Olindo en Sofronia, Episode uit het Bevrijd Jeruzalem van Torquato Tasso, door Mr. A. Oudemans. Te Groningen, bij J.B. Wolters. 1845. In gr. 8vo. 23 bl. f :-35.
Bij het vertalen van een algemeen bekend, klassiek geworden dichtstuk mag men zijne eischen hooger stellen, dan bij het overbrengen van het een of ander stukje van den dag. De episode van olindo en sofronia is te beroemd, en ook reeds te dikwijls in onderscheidene talen, ook in de onze, overgebragt, dan dat eene gebrekkige overzetting zou mogen volstaan.
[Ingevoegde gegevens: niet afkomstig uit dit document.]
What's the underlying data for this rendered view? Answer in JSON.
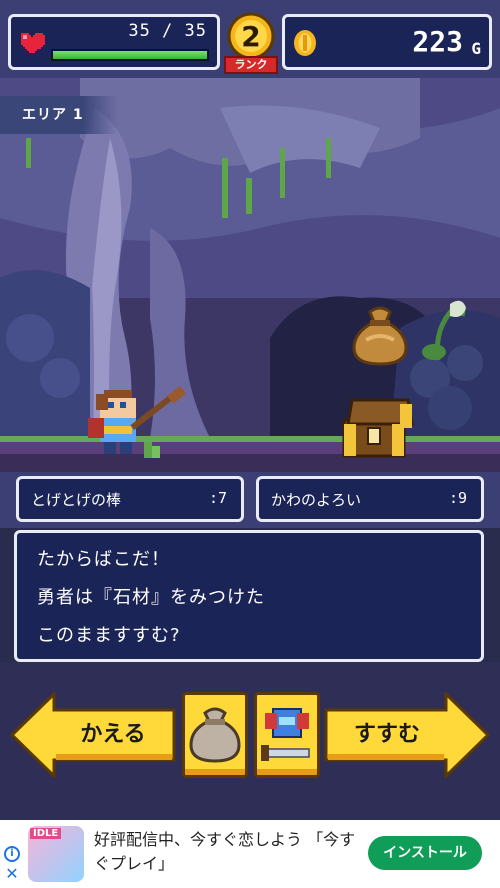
{
  "hud": {
    "hp_text": "35 / 35",
    "hp_fraction": 1.0,
    "rank_number": "2",
    "rank_label": "ランク",
    "gold_value": "223",
    "gold_unit": "G"
  },
  "scene": {
    "area_label": "エリア 1",
    "icons": [
      "cave-background",
      "hero-sprite",
      "spear-icon",
      "coin-bag-icon",
      "treasure-chest-icon",
      "hanging-plant"
    ]
  },
  "equipment": {
    "weapon_name": "とげとげの棒",
    "weapon_value": ":7",
    "armor_name": "かわのよろい",
    "armor_value": ":9"
  },
  "message": {
    "lines": [
      "たからばこだ！",
      "勇者は『石材』をみつけた",
      "このまますすむ?"
    ]
  },
  "controls": {
    "back_label": "かえる",
    "forward_label": "すすむ",
    "bag_icon": "item-bag-icon",
    "equip_icon": "armor-sword-icon"
  },
  "ad": {
    "text": "好評配信中、今すぐ恋しよう 「今すぐプレイ」",
    "install_label": "インストール",
    "thumb_label": "IDLE"
  },
  "colors": {
    "panel_bg": "#1b2457",
    "panel_border": "#e9ecf6",
    "button_yellow": "#ffd93a",
    "hp_green": "#37b33a",
    "ad_green": "#0f9d58"
  }
}
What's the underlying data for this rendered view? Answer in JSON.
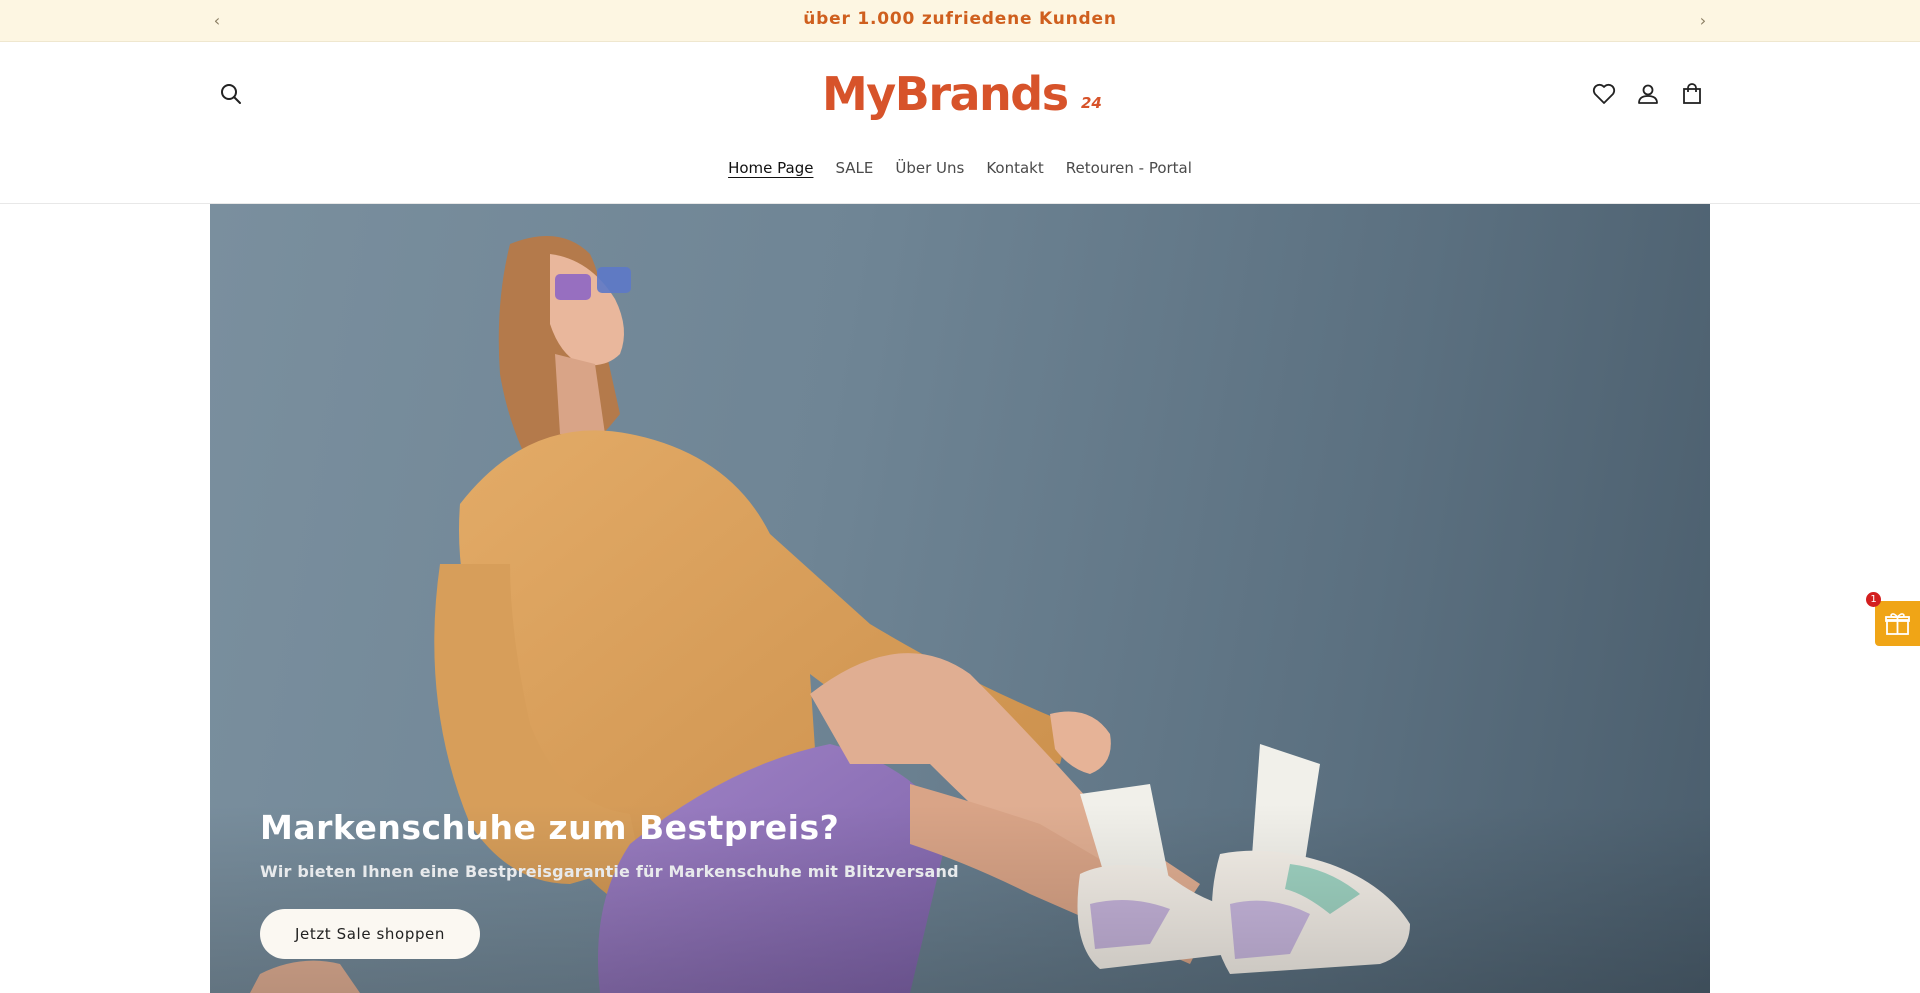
{
  "announcement": {
    "text": "über 1.000 zufriedene Kunden",
    "prev_icon": "chevron-left-icon",
    "next_icon": "chevron-right-icon"
  },
  "header": {
    "logo_main": "MyBrands",
    "logo_sub": "24",
    "icons": [
      "search-icon",
      "heart-icon",
      "user-icon",
      "shopping-bag-icon"
    ],
    "nav": [
      {
        "label": "Home Page",
        "active": true
      },
      {
        "label": "SALE",
        "active": false
      },
      {
        "label": "Über Uns",
        "active": false
      },
      {
        "label": "Kontakt",
        "active": false
      },
      {
        "label": "Retouren - Portal",
        "active": false
      }
    ]
  },
  "hero": {
    "title": "Markenschuhe zum Bestpreis?",
    "subtitle": "Wir bieten Ihnen eine Bestpreisgarantie für Markenschuhe mit Blitzversand",
    "cta": "Jetzt Sale shoppen"
  },
  "gift_widget": {
    "badge": "1",
    "icon": "gift-icon"
  },
  "colors": {
    "brand": "#d7532a",
    "announcement_bg": "#fdf6e2",
    "announcement_text": "#cf5f1e",
    "gift_widget": "#f0a516"
  }
}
Wie met eene vertaling daarvan voor den dag komt, moet daarvan een werk van studie hebben gemaakt, dat met het oorspronkelijke mag worden vergeleken, en dat, zoo het daarbij van wege het verschil van taal achterstaat, toch bewijst, dat de dichter genoegzame heerschappij bezit over zijne eigene taal, en het werktuigelijke der kunst genoeg meester is, om daarin geene bezwaren te vinden. Anders moge men tot eigene oefening eene proeve wagen, maar tot de uitgave zal men zich ook niet door de uitnoodiging van anderen laten bewegen.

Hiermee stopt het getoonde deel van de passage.